最近でてきた病名ですので、まだ多くに知れ渡っていることではないので、知らない方も大勢いらっしゃると思います。
私も発語が遅いことは不安がありましたが、自分の保育士としての経験もあったので、
次男を見ていて、「これは多分口の中の問題であって、発達障害とはまた違うのではないか」と感じていたので、発見も早かったのですが、なかなか専門家ではないと判断が難しいことも多いと思います。
何かそういう不安があったら、まず地域の保健師さんや、心理師さんなどの相談窓口に行ってみたり、電話をしてみたりすると良いかと思います。

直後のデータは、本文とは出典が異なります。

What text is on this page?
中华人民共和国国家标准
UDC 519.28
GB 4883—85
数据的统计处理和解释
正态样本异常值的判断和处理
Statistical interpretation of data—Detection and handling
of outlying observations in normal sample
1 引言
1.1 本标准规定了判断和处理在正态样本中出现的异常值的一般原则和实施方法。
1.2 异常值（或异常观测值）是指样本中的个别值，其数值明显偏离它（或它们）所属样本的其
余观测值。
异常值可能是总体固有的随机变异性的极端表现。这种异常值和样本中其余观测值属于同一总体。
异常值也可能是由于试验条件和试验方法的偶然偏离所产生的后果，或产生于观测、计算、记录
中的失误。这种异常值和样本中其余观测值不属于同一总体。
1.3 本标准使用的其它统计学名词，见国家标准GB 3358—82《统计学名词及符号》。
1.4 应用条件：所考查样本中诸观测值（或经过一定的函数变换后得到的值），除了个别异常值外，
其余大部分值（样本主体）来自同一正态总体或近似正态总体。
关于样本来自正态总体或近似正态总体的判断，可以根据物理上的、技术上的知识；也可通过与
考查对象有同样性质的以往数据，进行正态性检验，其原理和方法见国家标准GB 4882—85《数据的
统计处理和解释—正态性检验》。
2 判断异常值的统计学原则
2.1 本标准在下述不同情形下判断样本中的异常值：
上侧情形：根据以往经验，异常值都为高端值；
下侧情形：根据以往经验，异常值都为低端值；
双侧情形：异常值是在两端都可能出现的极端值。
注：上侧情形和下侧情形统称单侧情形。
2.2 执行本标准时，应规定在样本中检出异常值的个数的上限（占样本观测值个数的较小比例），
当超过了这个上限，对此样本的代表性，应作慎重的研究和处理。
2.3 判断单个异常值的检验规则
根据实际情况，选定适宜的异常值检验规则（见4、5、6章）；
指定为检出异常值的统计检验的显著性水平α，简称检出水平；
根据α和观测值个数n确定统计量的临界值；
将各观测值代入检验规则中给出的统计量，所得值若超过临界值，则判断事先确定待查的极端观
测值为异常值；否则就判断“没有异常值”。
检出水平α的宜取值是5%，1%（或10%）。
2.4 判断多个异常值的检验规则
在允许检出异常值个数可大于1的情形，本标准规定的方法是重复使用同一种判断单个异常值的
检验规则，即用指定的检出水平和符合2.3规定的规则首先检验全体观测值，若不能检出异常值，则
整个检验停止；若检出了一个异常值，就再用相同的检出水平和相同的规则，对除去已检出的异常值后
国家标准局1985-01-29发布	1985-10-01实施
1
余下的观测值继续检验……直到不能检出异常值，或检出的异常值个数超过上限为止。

必要があれば検査をすることも、おすすめします。(ただ、その検査をする適正な時期などもありますので、それも相談されると良いかと思います)
相談をしたり、検査をしたりして、何が問題なのか、治療が必要なのか、療育に行くのが良いのか、歯医者に行くのが良いのか、など、見極めていくことが大切だと思います。
口腔機能発達不全は、早期発見することがとても大事で、治療などをしていくことで改善されていきます。
早めに行動することが、お子さんにとっても親御さんにとってもプラスになることが多いと思いますので、悩んだらすぐに相談ができるといいなと思います。